Artigo | Nem sempre o espaço público é público de fato

Por Ederson Marques


Brasília, a capital da esperança. Quem nunca ouviu esse jargão que norteou a construção da nova capital? A expressão ficou gravada no Hino de Brasília, que tem letra de Geir Nuffer Campos e música de Neusa Pinho França Almeida. Mas a Brasília de hoje não é a mesma da Brasília de ontem. Problemas urbanísticos, de segurança, de saúde e de oportunidades – provocados pelo inchaço populacional típico de grandes centros urbanos – são mais reais no cotidiano daqueles que aqui escolheram viver.

Com população estimada em 2,4 milhões de habitantes, nossa capital tem uma maneira peculiar de se organizar.

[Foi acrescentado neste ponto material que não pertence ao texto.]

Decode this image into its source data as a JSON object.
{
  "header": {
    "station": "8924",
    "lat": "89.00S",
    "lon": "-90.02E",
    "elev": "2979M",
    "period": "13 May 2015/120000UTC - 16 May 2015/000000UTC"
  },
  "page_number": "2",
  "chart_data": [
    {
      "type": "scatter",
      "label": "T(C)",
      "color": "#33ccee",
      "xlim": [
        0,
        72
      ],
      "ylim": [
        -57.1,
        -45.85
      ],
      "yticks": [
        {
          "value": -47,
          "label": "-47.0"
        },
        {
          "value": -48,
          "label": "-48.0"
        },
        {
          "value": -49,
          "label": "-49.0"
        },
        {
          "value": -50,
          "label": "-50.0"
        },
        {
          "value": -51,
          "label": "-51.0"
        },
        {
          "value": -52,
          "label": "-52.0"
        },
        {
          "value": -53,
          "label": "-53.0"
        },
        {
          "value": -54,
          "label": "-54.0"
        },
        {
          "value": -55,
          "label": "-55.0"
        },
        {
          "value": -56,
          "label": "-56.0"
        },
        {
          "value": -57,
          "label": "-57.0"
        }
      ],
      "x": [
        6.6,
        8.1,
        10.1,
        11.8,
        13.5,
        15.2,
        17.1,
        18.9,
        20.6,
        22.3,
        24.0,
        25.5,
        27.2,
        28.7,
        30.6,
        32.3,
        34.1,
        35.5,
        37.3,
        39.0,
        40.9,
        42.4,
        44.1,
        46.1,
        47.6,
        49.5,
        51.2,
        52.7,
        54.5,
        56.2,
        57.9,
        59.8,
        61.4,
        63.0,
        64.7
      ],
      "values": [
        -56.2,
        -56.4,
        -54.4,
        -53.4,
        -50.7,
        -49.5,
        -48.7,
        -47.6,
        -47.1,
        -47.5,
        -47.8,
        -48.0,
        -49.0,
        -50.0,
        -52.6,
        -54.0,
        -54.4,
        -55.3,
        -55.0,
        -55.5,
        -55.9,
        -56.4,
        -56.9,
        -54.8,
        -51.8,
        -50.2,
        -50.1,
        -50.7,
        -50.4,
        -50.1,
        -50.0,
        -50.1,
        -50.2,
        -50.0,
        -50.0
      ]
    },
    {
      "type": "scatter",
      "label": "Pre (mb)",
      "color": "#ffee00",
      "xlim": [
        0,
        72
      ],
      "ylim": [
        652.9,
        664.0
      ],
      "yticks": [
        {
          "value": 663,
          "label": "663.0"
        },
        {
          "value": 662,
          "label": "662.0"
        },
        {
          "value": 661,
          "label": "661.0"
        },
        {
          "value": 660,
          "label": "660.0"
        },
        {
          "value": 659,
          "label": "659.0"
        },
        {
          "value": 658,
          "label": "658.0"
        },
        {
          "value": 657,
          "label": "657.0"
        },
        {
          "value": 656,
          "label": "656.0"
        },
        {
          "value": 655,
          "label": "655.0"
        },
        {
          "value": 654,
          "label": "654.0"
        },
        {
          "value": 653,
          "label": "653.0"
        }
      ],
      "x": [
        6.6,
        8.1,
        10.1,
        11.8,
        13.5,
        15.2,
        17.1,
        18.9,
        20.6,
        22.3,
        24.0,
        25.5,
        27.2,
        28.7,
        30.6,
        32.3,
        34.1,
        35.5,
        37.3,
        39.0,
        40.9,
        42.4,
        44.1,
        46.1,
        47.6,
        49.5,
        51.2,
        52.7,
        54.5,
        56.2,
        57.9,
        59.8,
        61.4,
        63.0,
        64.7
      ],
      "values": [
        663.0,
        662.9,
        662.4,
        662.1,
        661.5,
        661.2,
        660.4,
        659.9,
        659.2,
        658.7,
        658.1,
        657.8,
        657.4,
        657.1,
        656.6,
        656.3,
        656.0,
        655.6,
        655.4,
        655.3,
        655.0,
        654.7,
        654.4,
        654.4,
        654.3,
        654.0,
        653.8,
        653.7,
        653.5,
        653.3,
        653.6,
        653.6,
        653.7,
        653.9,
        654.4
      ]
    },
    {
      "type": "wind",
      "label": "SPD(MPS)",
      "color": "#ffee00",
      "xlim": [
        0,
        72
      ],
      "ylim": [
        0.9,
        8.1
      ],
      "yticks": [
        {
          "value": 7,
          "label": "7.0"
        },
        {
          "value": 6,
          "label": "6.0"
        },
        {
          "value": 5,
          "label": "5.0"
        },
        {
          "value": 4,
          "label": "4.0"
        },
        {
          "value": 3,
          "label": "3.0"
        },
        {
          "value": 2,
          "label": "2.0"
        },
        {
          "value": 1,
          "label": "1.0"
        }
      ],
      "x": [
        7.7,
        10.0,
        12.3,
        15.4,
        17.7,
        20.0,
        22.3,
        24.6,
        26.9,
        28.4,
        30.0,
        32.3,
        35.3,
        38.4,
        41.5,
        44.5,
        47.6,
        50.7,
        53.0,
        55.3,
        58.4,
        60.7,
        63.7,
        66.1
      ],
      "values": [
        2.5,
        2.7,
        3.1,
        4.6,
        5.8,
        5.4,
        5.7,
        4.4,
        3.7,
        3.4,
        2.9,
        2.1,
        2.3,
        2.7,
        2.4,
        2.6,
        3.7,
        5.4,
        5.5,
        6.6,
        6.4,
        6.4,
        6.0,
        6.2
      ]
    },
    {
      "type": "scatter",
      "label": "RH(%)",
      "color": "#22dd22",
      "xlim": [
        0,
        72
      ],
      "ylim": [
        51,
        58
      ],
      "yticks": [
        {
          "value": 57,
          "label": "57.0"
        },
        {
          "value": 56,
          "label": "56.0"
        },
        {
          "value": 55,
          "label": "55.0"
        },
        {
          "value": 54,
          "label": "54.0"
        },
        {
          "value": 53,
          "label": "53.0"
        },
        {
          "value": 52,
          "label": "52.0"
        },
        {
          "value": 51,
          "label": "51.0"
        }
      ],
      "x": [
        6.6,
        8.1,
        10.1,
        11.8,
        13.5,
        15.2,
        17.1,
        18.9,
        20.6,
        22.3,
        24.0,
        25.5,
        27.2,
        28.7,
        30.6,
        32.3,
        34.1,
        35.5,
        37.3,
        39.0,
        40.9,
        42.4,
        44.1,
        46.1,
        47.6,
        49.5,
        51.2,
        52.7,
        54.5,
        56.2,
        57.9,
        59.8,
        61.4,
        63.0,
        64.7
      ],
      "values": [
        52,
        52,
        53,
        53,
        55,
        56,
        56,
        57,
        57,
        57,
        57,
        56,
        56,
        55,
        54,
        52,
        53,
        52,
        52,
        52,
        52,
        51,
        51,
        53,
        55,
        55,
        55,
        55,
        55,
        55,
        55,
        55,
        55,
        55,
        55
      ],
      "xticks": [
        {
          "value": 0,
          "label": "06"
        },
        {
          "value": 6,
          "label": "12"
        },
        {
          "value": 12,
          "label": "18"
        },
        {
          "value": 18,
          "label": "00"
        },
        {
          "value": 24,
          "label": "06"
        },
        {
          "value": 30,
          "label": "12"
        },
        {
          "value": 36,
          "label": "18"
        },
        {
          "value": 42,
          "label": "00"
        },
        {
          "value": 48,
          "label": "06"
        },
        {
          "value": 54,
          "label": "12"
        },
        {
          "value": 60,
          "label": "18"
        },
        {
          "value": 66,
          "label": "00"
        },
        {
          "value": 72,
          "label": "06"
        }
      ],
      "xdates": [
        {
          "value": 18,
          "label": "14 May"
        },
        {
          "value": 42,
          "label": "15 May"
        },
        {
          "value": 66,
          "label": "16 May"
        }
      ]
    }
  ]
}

Tudo gira em torno do Plano Piloto. Jovens de cidades vizinhas à eterna maquete de Lúcio Costa reclamam da falta de lazer, de um cineminha perto de casa, de clubes acessíveis e outras tantas oportunidades que pipocam no Plano Piloto. “Tudo é feito pensando nos bodinhos”, dizem. “Bodinhos” é uma gíria usada para descrever os jovens afortunados que vivem nas asas do grande avião.

Pois bem, muitos chegam a pensar que essa dura realidade passa por um exagero descabido. Poderia pensar um jovem do Plano Piloto: “Mas eles podem pegar ônibus e virem se divertir aqui. Ninguém os proíbe”. Oras, o custo de tal “brincadeira” não se encaixa no orçamento da família. Então, o ideal seria levar lazer até eles. Bingo! Mas e aí, o que falta?

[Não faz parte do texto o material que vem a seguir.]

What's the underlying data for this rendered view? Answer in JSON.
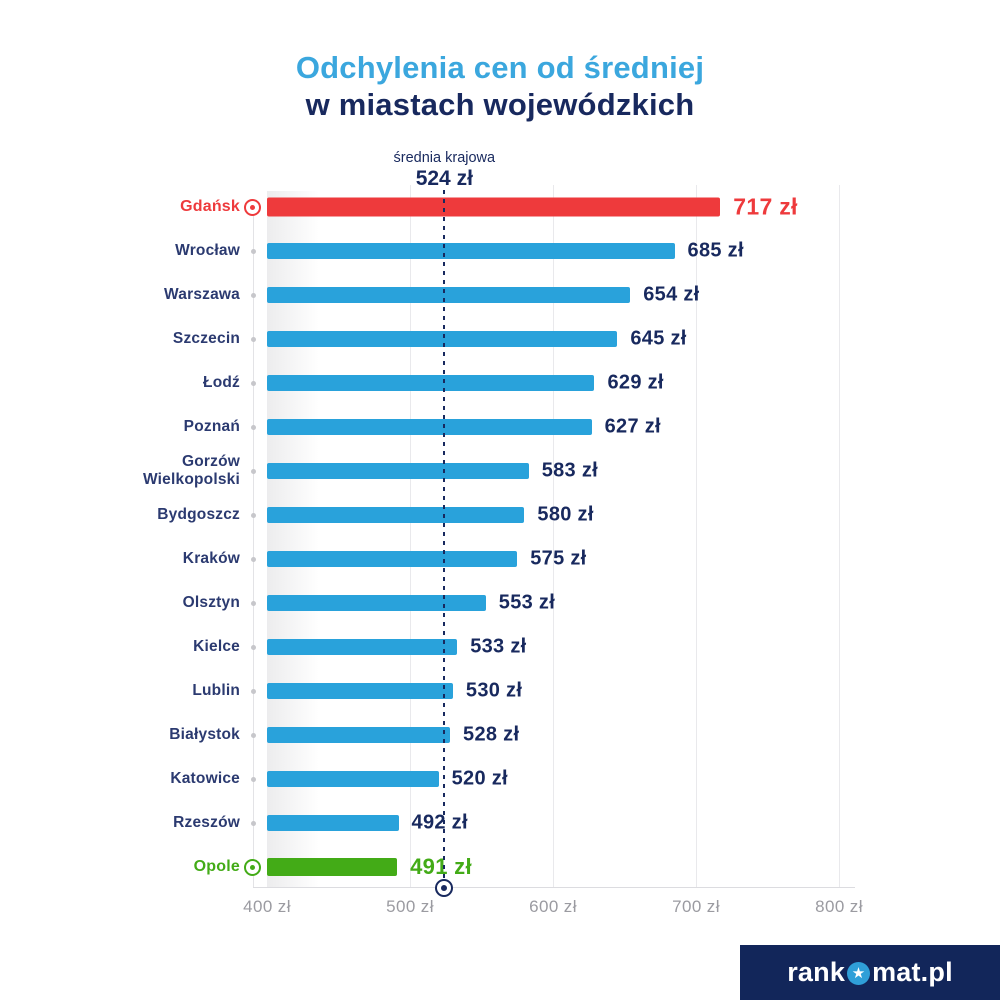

Falta muita coisa, mas principalmente respeito e compromisso com quem realmente importa. O Estado deve trabalhar para diminuir as diferenças. E isso passa por todas as áreas da administração pública. A cultura e o lazer são essenciais na vida de qualquer ser humano. Programas deveriam ser criados e aperfeiçoados para gerar oportunidades iguais. Ver um filme no cinema não deveria ser privilégio de poucos. Ir à praia, muito menos. Em Brasília, é o que simplesmente ocorre. E digo simplesmente porque é desta maneira que se encara a realidade por aqui. Simples.

Quer ver uma coisa. Em maio, o Pontão do Lago Sul – uma das áreas mais valorizadas da capital da República – recebeu um festival de cinema organizado por uma operadora de telefonia móvel. Nada contra. Artistas famosos, filmes clássicos sendo exibidos em um telão de 325 metros quadrados e a promessa de “muita gente bonita”. O custo da “brincadeira”: R$ 50 a inteira e R$ 25 a meia.

Outro evento interessante de se mencionar é o Na Praia. A estrutura fica montada até agosto na orla do Lago Paranoá, atrás da Concha Acústica, e é toda bancada pela iniciativa privada – que nunca joga para ter prejuízos. Não me lembro de ter pagado um centavo para entrar numa praia em minha vida. Existem algumas que até cobram, mas nunca cheguei nem perto. É o segundo ano deste evento em Brasília. O preço da “brincadeira”: Entre R$ 50 e R$ 120. Uma boa quantia em tempos de crise.

Dois eventos que mostram total falta de comprometimento com os jovens que não tiveram e não têm a mesma sorte de outros tantos. Na Estrutural, por exemplo, não existe uma sala de cinema sequer. Colocar um supertelão por lá não daria muito dinheiro, mas talvez mudasse a vida de algumas pessoas para sempre. Nas cidades vizinhas ao DF não tem um Lago Paranoá, mas talvez facilitar o acesso deles à orla e não privatizá-la por meio de projetos como o Na Praia permitiria a alguém imaginar o clima de uma praia de verdade. Até porque só quem nunca pisou numa praia para achar que um lago pode realmente chegar perto da brisa marinha, do cheiro do mar e até mesmo da água salgada no corpo.

O governador Rodrigo Rollemberg lançou uma duríssima e importante campanha pela desobstrução da orla do Lago Paranoá. É louvável. No entanto, ao permitir eventos que limitam o acesso do povo à orla do lago, mostra que nem sempre o espaço público é público de fato. E assim, com a sutileza de atos discricionários, Brasília vai deixando de ser a capital da esperança e das oportunidades para se tornar uma cidade como outra qualquer.